Nel saliscendi si è inserita abilmente la Spd con Olaf Scholz, con un’insperata ascesa, secondo tutte le rilevazioni, dopo l’inarrestabile caduta libera degli ultimi tempi. Il candidato socialdemocratico convince per competenza, moderazione, chiarezza e per un tratto personale tranquillizzante, quasi soporifero, aspetti apprezzati da un elettorato poco incline agli strappi. Scholz amministra il consenso con misura e fa quotidianamente i conti con una base e una dirigenza (Esken, Walter-Borjans) della Spd più barricadiere e per nulla spendibili al centro. Sicché Scholz deve difendersi dalla critica di quanti lo vedono come esponente del tipico “partito da incidente”, quello che mette la freccia a destra e poi svolta a sinistra.

Tutto si svolge nel segno dell’uscita di scena di Merkel. Di singolarità ce n’è più di una. Innanzitutto, a differenza di tutti i suoi predecessori, la Cancelliera lascia per decisione autonoma, non a seguito di una sconfitta. Si alza dal tavolo mentre vince, non dopo aver perso. Dopo sedici anni, i tedeschi sono pronti al cambio nella guida del governo, ma non sembrano interessati a modificare la sua politica, né il suo stile. Scholz intercetta il sentimento e non esita a proporsi come “la nuova Cancelliera” e a congiungere i pollici e gli indici nel famoso rombo di cui Angela Merkel ha il copyright. L’ironia esiste anche lì.

Inoltre, non c’è polemica, risentimento o sostanziale cesura con la leader uscente. Nel 1998 Kohl aveva lasciato il governo tra l’insoddisfazione e la stanchezza di molti. Oggi la consegna del silenzio si applica nei due sensi, Merkel parla poco del dopo, i candidati parlano poco del prima, attenti a non apparire appiattiti sul pregresso, ma anche a non distanziarsi troppo dalla Cancelliera e dal suo stile: “diversi ma uguali, uguali ma diversi”, come qualcuno da noi trenta anni fa.

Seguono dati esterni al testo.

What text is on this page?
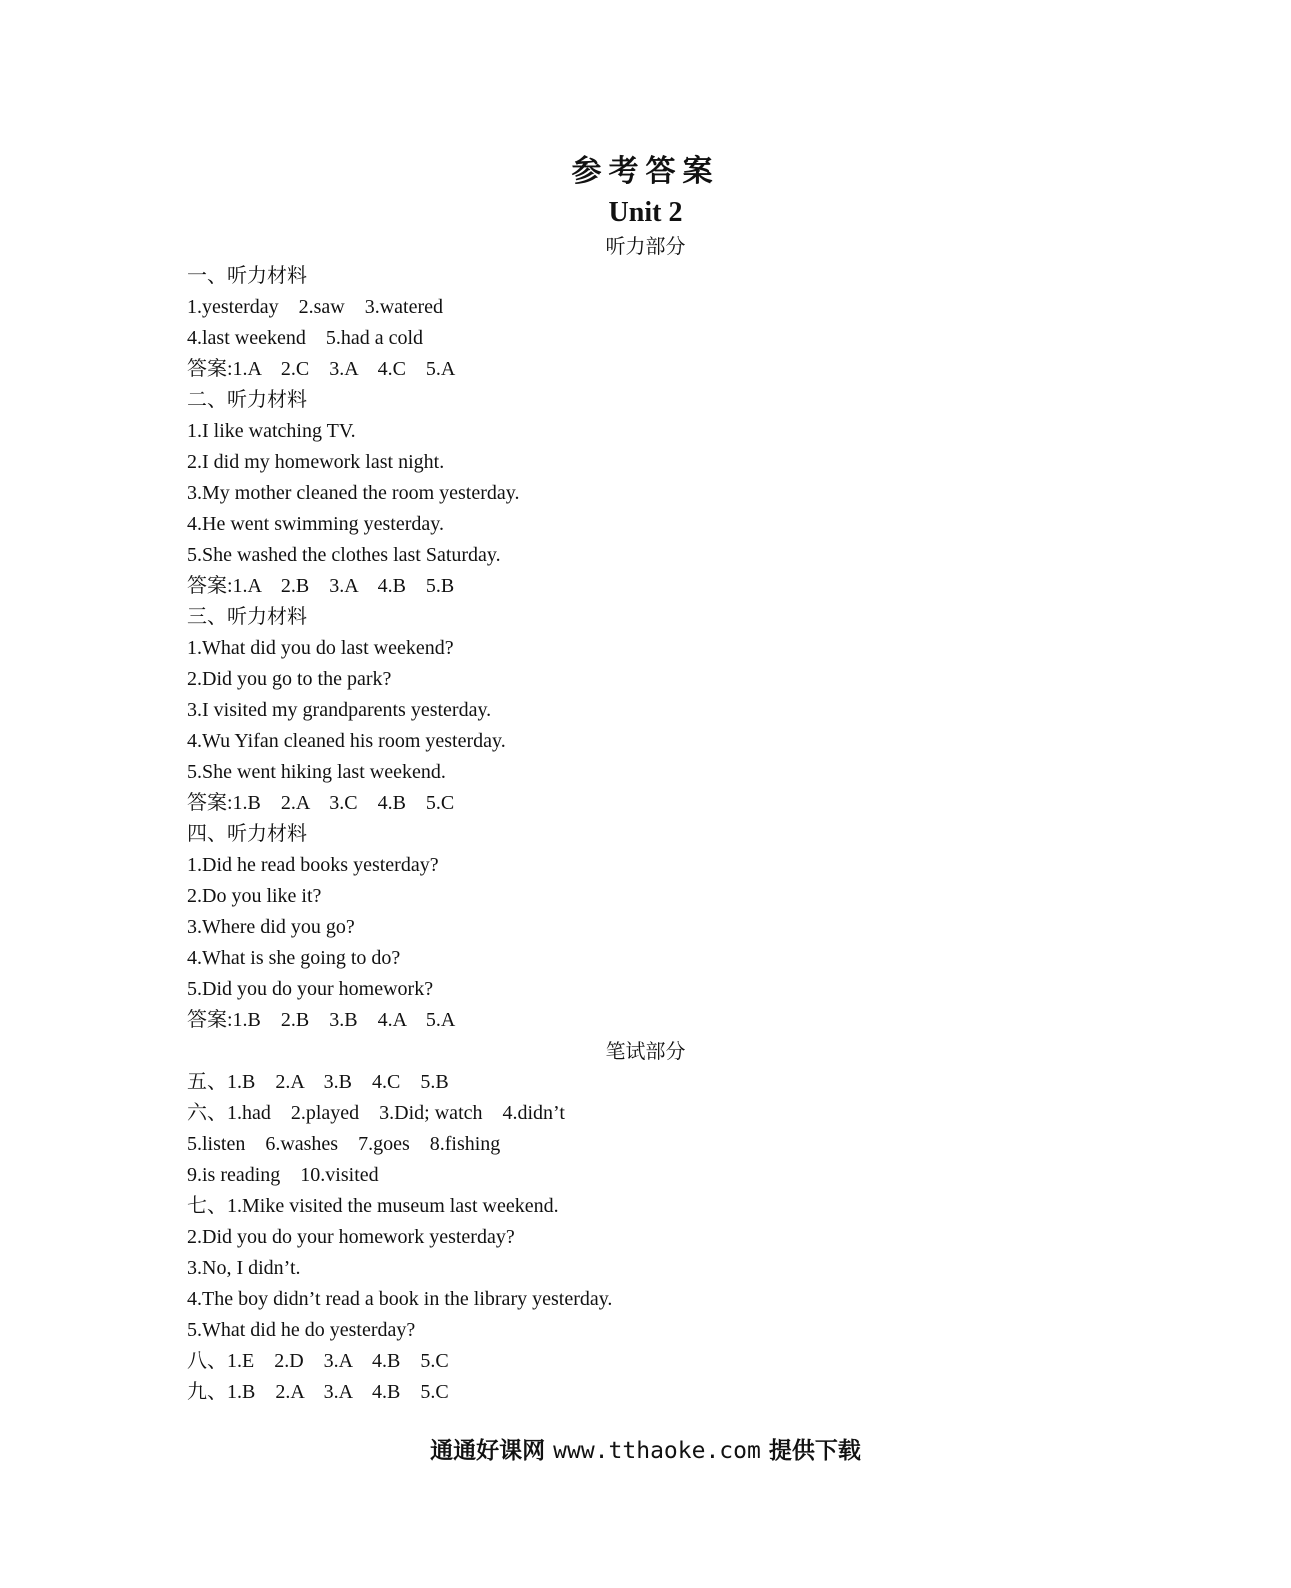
参考答案
Unit 2
听力部分
一、听力材料
1.yesterday    2.saw    3.watered
4.last weekend    5.had a cold
答案:1.A    2.C    3.A    4.C    5.A
二、听力材料
1.I like watching TV.
2.I did my homework last night.
3.My mother cleaned the room yesterday.
4.He went swimming yesterday.
5.She washed the clothes last Saturday.
答案:1.A    2.B    3.A    4.B    5.B
三、听力材料
1.What did you do last weekend?
2.Did you go to the park?
3.I visited my grandparents yesterday.
4.Wu Yifan cleaned his room yesterday.
5.She went hiking last weekend.
答案:1.B    2.A    3.C    4.B    5.C
四、听力材料
1.Did he read books yesterday?
2.Do you like it?
3.Where did you go?
4.What is she going to do?
5.Did you do your homework?
答案:1.B    2.B    3.B    4.A    5.A
笔试部分
五、1.B    2.A    3.B    4.C    5.B
六、1.had    2.played    3.Did; watch    4.didn’t
5.listen    6.washes    7.goes    8.fishing
9.is reading    10.visited
七、1.Mike visited the museum last weekend.
2.Did you do your homework yesterday?
3.No, I didn’t.
4.The boy didn’t read a book in the library yesterday.
5.What did he do yesterday?
八、1.E    2.D    3.A    4.B    5.C
九、1.B    2.A    3.A    4.B    5.C
通通好课网 www.tthaoke.com 提供下载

Tra quindici giorni la corsa si vincerà sul filo di lana. La novità ormai quasi certa è che il responso delle urne non consentirà alcuna coalizione di governo tra due partiti, bensì renderà necessaria una alleanza a tre. Non c’è mai stato un governo federale formato da tre partiti, negoziarlo e gestirlo sarà più impegnativo. Dopo le elezioni del settembre 2017 furono necessari sei mesi di trattative per varare la coalizione Cdu/Csu-Spd del quarto governo Merkel.

A questo punto il vero confronto è tra Laschet e Scholz. Chi prevarrà tra i due avrà l’onere di assemblare una maggioranza. Se la Cdu/Csu restasse la prima forza politica, è ben probabile che il tentativo sarebbe quello di un governo con Verdi e Liberali (Giamaica) a guida democristiana. Se invece la Spd dovesse superare l’Unione, allora è verosimile che Scholz punti lui a dirigere l’alleanza con Verdi e Liberali (semaforo). In entrambi i casi, i partner minori della coalizione godrebbero di un notevole spazio nel governo, perché determinanti, in particolare i Liberali che potrebbero divenirne ago della bilancia.

Europa e solidarietà transatlantica sono quindi destinate a restare prioritarie nell’agenda di Berlino, anche se la loro declinazione dovrà essere seguita con attenzione. Altro sarebbe, invece, se all’indomani del voto la Germania si avviasse verso un esperimento rosso-rosso-verde (Spd, Linke, Grüne), per il quale al momento le condizioni politiche sembrano più ardue. Sempre che Scholz non decida di (o debba) girare a sinistra, nonostante il lampeggiatore acceso a destra.